Other than rhetoric, both President Obama and his GOP opposition subscribe to slightly different variations of the same philosophy of Keynesian economics, foreign aggression, and money-printing from the Fed. They believe that the liberties that the Bill of Rights was intended to protect are negotiable.
And while Obama tries to rally his base, Romney and the Republicans do the same thing, calling Obama “weak” on national defense and a far-Left socialist. They are not opposed philosophically to the power the President has over the economy and foreign policy; they just think they can run it better than Obama can.

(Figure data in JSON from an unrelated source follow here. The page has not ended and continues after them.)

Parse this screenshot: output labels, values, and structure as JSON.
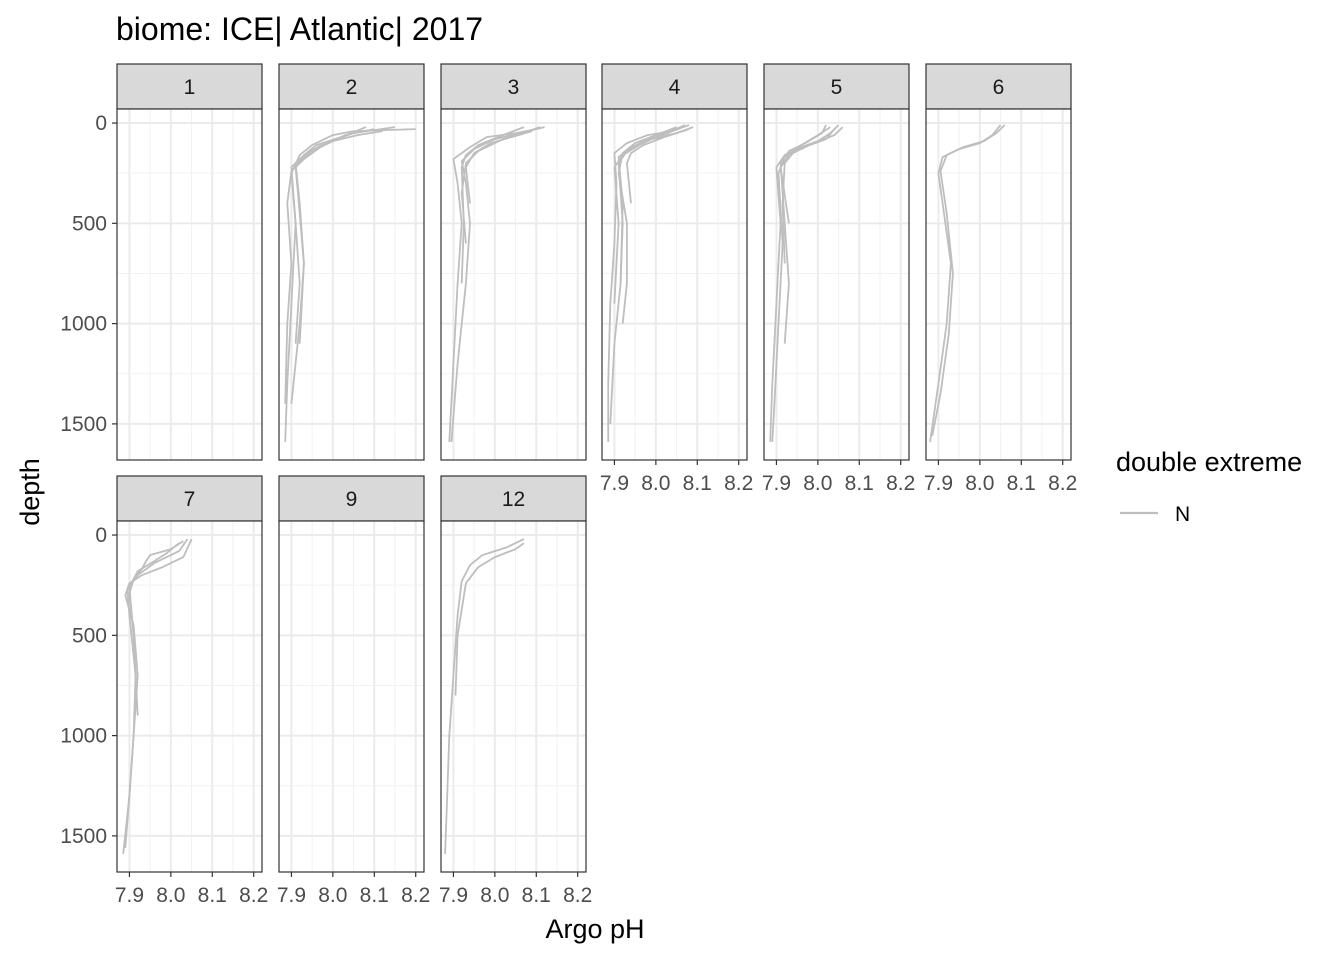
{
  "chart_data": {
    "type": "line",
    "title": "biome: ICE| Atlantic| 2017",
    "xlabel": "Argo pH",
    "ylabel": "depth",
    "xlim": [
      7.87,
      8.22
    ],
    "ylim": [
      1680,
      -70
    ],
    "y_reversed": true,
    "xticks": [
      7.9,
      8.0,
      8.1,
      8.2
    ],
    "xtick_labels": [
      "7.9",
      "8.0",
      "8.1",
      "8.2"
    ],
    "yticks": [
      0,
      500,
      1000,
      1500
    ],
    "ytick_labels": [
      "0",
      "500",
      "1000",
      "1500"
    ],
    "grid": true,
    "line_color": "#bebebe",
    "legend": {
      "title": "double extreme",
      "position": "right",
      "entries": [
        {
          "label": "N",
          "color": "#bebebe"
        }
      ]
    },
    "panels": [
      {
        "label": "1",
        "series": []
      },
      {
        "label": "2",
        "series": [
          {
            "x": [
              8.2,
              8.05,
              8.0,
              7.95,
              7.92,
              7.9,
              7.91,
              7.9,
              7.89,
              7.885
            ],
            "y": [
              30,
              40,
              60,
              110,
              160,
              250,
              500,
              900,
              1300,
              1590
            ]
          },
          {
            "x": [
              8.08,
              8.02,
              7.96,
              7.93,
              7.91,
              7.92,
              7.93,
              7.92,
              7.9
            ],
            "y": [
              20,
              70,
              110,
              160,
              220,
              450,
              700,
              1000,
              1400
            ]
          },
          {
            "x": [
              8.15,
              8.05,
              7.98,
              7.93,
              7.9,
              7.91,
              7.92,
              7.91
            ],
            "y": [
              20,
              50,
              100,
              160,
              220,
              500,
              800,
              1100
            ]
          },
          {
            "x": [
              8.1,
              8.03,
              7.97,
              7.93,
              7.9,
              7.89,
              7.9,
              7.89,
              7.885
            ],
            "y": [
              30,
              60,
              120,
              180,
              240,
              400,
              700,
              1000,
              1400
            ]
          },
          {
            "x": [
              8.12,
              8.06,
              8.0,
              7.95,
              7.91,
              7.92,
              7.93,
              7.92
            ],
            "y": [
              40,
              60,
              90,
              140,
              200,
              400,
              700,
              1100
            ]
          }
        ]
      },
      {
        "label": "3",
        "series": [
          {
            "x": [
              8.1,
              8.05,
              7.98,
              7.94,
              7.9,
              7.91,
              7.92,
              7.91,
              7.9,
              7.89
            ],
            "y": [
              30,
              50,
              70,
              120,
              180,
              300,
              500,
              800,
              1200,
              1590
            ]
          },
          {
            "x": [
              8.12,
              8.06,
              8.0,
              7.95,
              7.92,
              7.93,
              7.94,
              7.93,
              7.91,
              7.895
            ],
            "y": [
              20,
              50,
              80,
              130,
              190,
              300,
              500,
              800,
              1200,
              1590
            ]
          },
          {
            "x": [
              8.07,
              8.02,
              7.96,
              7.93,
              7.92,
              7.925,
              7.92
            ],
            "y": [
              20,
              60,
              110,
              160,
              220,
              500,
              800
            ]
          },
          {
            "x": [
              8.11,
              8.08,
              8.02,
              7.96,
              7.93,
              7.92,
              7.93
            ],
            "y": [
              20,
              40,
              80,
              140,
              200,
              350,
              600
            ]
          },
          {
            "x": [
              8.09,
              8.04,
              7.99,
              7.95,
              7.93,
              7.94
            ],
            "y": [
              40,
              70,
              100,
              150,
              220,
              400
            ]
          }
        ]
      },
      {
        "label": "4",
        "series": [
          {
            "x": [
              8.08,
              8.04,
              7.98,
              7.93,
              7.9,
              7.905,
              7.9,
              7.89,
              7.885,
              7.885
            ],
            "y": [
              10,
              40,
              60,
              100,
              150,
              300,
              600,
              900,
              1300,
              1590
            ]
          },
          {
            "x": [
              8.09,
              8.05,
              7.99,
              7.94,
              7.91,
              7.92,
              7.915,
              7.9,
              7.89
            ],
            "y": [
              20,
              50,
              80,
              120,
              170,
              400,
              800,
              1100,
              1500
            ]
          },
          {
            "x": [
              8.06,
              8.01,
              7.96,
              7.92,
              7.9,
              7.91,
              7.9
            ],
            "y": [
              20,
              60,
              110,
              160,
              220,
              500,
              900
            ]
          },
          {
            "x": [
              8.07,
              8.03,
              7.97,
              7.93,
              7.91,
              7.92,
              7.915
            ],
            "y": [
              10,
              50,
              90,
              140,
              200,
              500,
              800
            ]
          },
          {
            "x": [
              8.05,
              8.0,
              7.95,
              7.92,
              7.91,
              7.93,
              7.93,
              7.92
            ],
            "y": [
              20,
              60,
              100,
              150,
              250,
              500,
              800,
              1000
            ]
          },
          {
            "x": [
              8.08,
              8.02,
              7.97,
              7.94,
              7.93,
              7.94
            ],
            "y": [
              30,
              70,
              110,
              150,
              200,
              400
            ]
          }
        ]
      },
      {
        "label": "5",
        "series": [
          {
            "x": [
              8.05,
              8.03,
              8.0,
              7.96,
              7.92,
              7.9,
              7.91,
              7.9,
              7.89,
              7.885
            ],
            "y": [
              10,
              50,
              90,
              120,
              160,
              220,
              500,
              900,
              1300,
              1590
            ]
          },
          {
            "x": [
              8.06,
              8.04,
              7.99,
              7.95,
              7.92,
              7.905,
              7.915,
              7.905,
              7.895,
              7.89
            ],
            "y": [
              20,
              60,
              100,
              130,
              170,
              250,
              600,
              1000,
              1400,
              1590
            ]
          },
          {
            "x": [
              8.02,
              8.01,
              7.97,
              7.93,
              7.91,
              7.92,
              7.93,
              7.92
            ],
            "y": [
              10,
              50,
              100,
              140,
              200,
              500,
              800,
              1100
            ]
          },
          {
            "x": [
              8.04,
              8.02,
              7.98,
              7.94,
              7.92,
              7.915,
              7.92
            ],
            "y": [
              30,
              80,
              110,
              150,
              200,
              400,
              700
            ]
          },
          {
            "x": [
              8.03,
              8.0,
              7.96,
              7.93,
              7.91,
              7.93
            ],
            "y": [
              20,
              60,
              110,
              160,
              220,
              500
            ]
          }
        ]
      },
      {
        "label": "6",
        "series": [
          {
            "x": [
              8.05,
              8.03,
              8.0,
              7.95,
              7.91,
              7.9,
              7.91,
              7.93,
              7.92,
              7.9,
              7.88
            ],
            "y": [
              10,
              60,
              100,
              130,
              170,
              250,
              400,
              700,
              1000,
              1300,
              1590
            ]
          },
          {
            "x": [
              8.06,
              8.04,
              8.01,
              7.96,
              7.92,
              7.905,
              7.92,
              7.935,
              7.925,
              7.905,
              7.885
            ],
            "y": [
              10,
              50,
              90,
              120,
              160,
              240,
              450,
              750,
              1050,
              1350,
              1560
            ]
          }
        ]
      },
      {
        "label": "7",
        "series": [
          {
            "x": [
              8.05,
              8.03,
              7.98,
              7.93,
              7.9,
              7.89,
              7.91,
              7.92,
              7.91,
              7.9,
              7.885
            ],
            "y": [
              20,
              110,
              160,
              200,
              240,
              300,
              450,
              700,
              1000,
              1300,
              1590
            ]
          },
          {
            "x": [
              8.04,
              8.02,
              7.96,
              7.92,
              7.895,
              7.9,
              7.915,
              7.91,
              7.9,
              7.89
            ],
            "y": [
              20,
              80,
              140,
              200,
              270,
              400,
              700,
              1000,
              1300,
              1560
            ]
          },
          {
            "x": [
              8.03,
              8.0,
              7.95,
              7.94,
              7.93,
              7.91,
              7.9,
              7.91,
              7.92
            ],
            "y": [
              30,
              70,
              100,
              130,
              170,
              220,
              290,
              500,
              900
            ]
          },
          {
            "x": [
              8.02,
              7.99,
              7.96,
              7.92,
              7.9,
              7.91
            ],
            "y": [
              40,
              90,
              130,
              180,
              260,
              500
            ]
          }
        ]
      },
      {
        "label": "9",
        "series": []
      },
      {
        "label": "12",
        "series": [
          {
            "x": [
              8.07,
              8.03,
              7.97,
              7.94,
              7.92,
              7.91,
              7.9,
              7.89,
              7.885,
              7.88
            ],
            "y": [
              20,
              60,
              100,
              150,
              230,
              400,
              700,
              1000,
              1300,
              1590
            ]
          },
          {
            "x": [
              8.07,
              8.05,
              8.0,
              7.96,
              7.93,
              7.91,
              7.905
            ],
            "y": [
              40,
              70,
              110,
              160,
              240,
              500,
              800
            ]
          }
        ]
      }
    ]
  }
}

This is why the Republicans are doomed in the general election if all they offer is a slightly more right-wing version of Obama. Unless there is a substantial rejection of this Left-Right rhetoric and a truly principled opposition to the economic and foreign interventionism championed by both parties on the national stage, then Obama and the Republicans will continue to attempt to portray each other as ideological opponents rather than replicas while they spend us further into bankruptcy.